We retrospectively reviewed all patients who fulfilled the diagnostic criteria for BSLE in our institution from 2015 to 2021. Cutaneous lesions, systemic manifestations, treatment options, and outcomes were evaluated. For each case of BSLE, four controls were randomly selected from patients with single SLE. Major clinical and laboratory characteristics were compared between the two groups.
Among 4221 patients with SLE, 12 developed BSLE. Vesiculobullous lesions were the first sign in five of the BSLE patients (5/12, 41.7%) and appeared after SLE diagnosis in the remaining seven patients (7/12, 58.3%), with a median duration from SLE onset of 36 months (4-115 months). The most common BSLE-affected sites were the head and neck (10/12, 83.3%), extremities (9/12, 75.0%), trunk (7/12, 58.3%), and mucosae (6/12, 50.0%). All patients with BSLE had extra-cutaneous involvement. The SLE disease activity index score exceeded 5 in 10/12 (83.3%) patients, which indicated high disease activity. Patients in the BSLE group had significantly higher incidences of proteinuria (83.3% vs. 47.9%, P = 0.027), hematuria (75% vs. 31.3%, P = 0.006), hemolytic anemia (33.3% vs. 0%, P = 0.000), and leukopenia (66.7% vs. 25.0%, P = 0.006) than those in the control group. The use of systemic corticosteroids, immunosuppressants, dapsone, and skin care was effective in controlling disease.

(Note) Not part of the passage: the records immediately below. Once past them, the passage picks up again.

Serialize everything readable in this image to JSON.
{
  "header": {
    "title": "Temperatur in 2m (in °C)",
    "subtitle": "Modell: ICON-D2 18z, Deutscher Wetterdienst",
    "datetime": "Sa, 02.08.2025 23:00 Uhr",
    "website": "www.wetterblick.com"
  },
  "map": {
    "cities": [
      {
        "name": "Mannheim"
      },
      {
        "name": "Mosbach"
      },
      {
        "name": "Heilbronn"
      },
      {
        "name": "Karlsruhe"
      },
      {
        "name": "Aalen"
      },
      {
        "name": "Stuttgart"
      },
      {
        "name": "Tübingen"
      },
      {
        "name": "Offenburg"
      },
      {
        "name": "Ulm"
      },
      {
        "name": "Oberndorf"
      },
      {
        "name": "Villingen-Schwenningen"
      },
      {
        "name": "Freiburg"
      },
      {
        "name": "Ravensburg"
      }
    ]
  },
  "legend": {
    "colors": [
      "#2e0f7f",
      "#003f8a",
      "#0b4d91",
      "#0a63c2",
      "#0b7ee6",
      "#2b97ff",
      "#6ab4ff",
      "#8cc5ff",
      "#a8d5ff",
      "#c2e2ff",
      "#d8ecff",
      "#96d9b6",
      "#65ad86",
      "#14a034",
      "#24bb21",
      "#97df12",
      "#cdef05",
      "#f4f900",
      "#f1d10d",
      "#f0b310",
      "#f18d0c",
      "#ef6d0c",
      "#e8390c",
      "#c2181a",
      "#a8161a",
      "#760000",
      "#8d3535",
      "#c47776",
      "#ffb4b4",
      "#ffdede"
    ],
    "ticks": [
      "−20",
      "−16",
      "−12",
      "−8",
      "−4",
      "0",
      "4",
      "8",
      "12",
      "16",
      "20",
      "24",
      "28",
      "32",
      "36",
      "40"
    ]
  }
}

Vesiculobullous lesions may be the first manifestation and indicate a high disease activity in patients with BSLE. Early diagnosis using clinical, histopathological, and immunological evaluations can lead to appropriate treatment of this progressive disease and improve prognosis.
大疱性系统性红斑狼疮(BSLE)是一种罕见的系统性红斑狼疮(SLE)亚型,临床上以表皮下紧张性水疱或大疱为特征。我们旨在探讨 BSLE 患者的临床和实验室特征。

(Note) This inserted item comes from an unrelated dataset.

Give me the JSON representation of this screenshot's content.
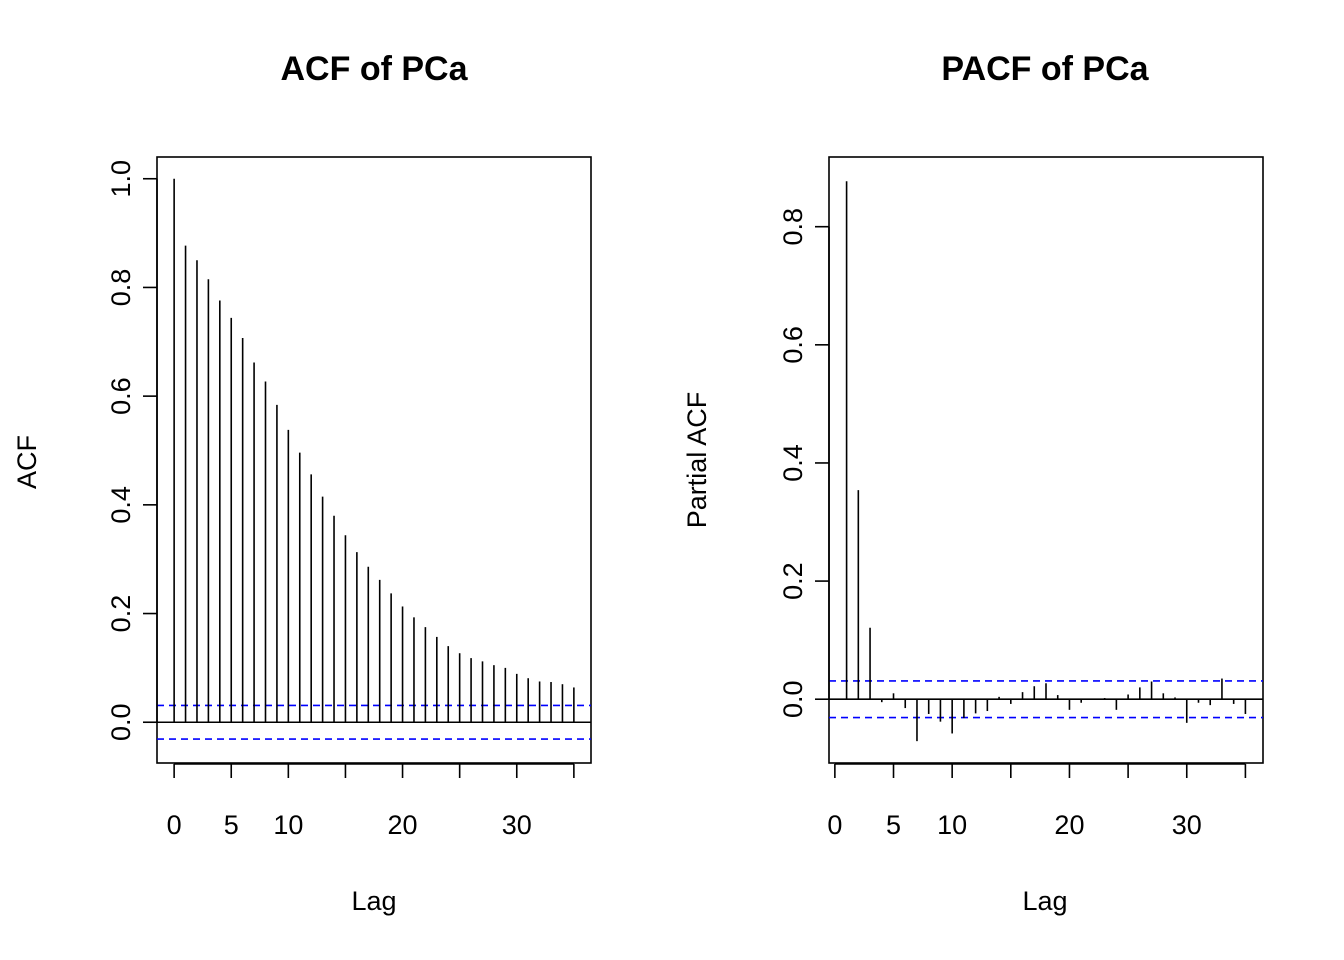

我们回顾性分析了 2015 年至 2021 年在我院符合 BSLE 诊断标准的所有患者。评估了皮肤损害、全身表现、治疗选择和结局。对于每例 BSLE,从单一 SLE 患者中随机选择 4 例对照。比较两组之间的主要临床和实验室特征。
在 4221 例 SLE 患者中,有 12 例发生 BSLE。水疱性皮损是 5 例 BSLE 患者(5/12,41.7%)的首发症状,另外 7 例(7/12,58.3%)在 SLE 诊断后出现,从 SLE 发病到出现 BSLE 的中位时间为 36 个月(4-115 个月)。最常见的 BSLE 受累部位是头颈部(10/12,83.3%)、四肢(9/12,75.0%)、躯干(7/12,58.3%)和黏膜(6/12,50.0%)。所有 BSLE 患者均有皮肤外受累。10/12(83.3%)患者的 SLE 疾病活动指数评分超过 5,提示疾病活动度高。BSLE 组患者蛋白尿(83.3% vs. 47.9%,P=0.027)、血尿(75% vs. 31.3%,P=0.006)、溶血性贫血(33.3% vs. 0%,P=0.000)和白细胞减少症(66.7% vs. 25.0%,P=0.006)的发生率明显高于对照组。全身皮质类固醇、免疫抑制剂、氨苯砜和皮肤护理的使用对控制疾病有效。
水疱性皮损可能是 BSLE 患者的首发表现,提示疾病活动度高。通过临床、组织病理学和免疫学评估进行早期诊断,可以对这种进行性疾病进行适当治疗,改善预后。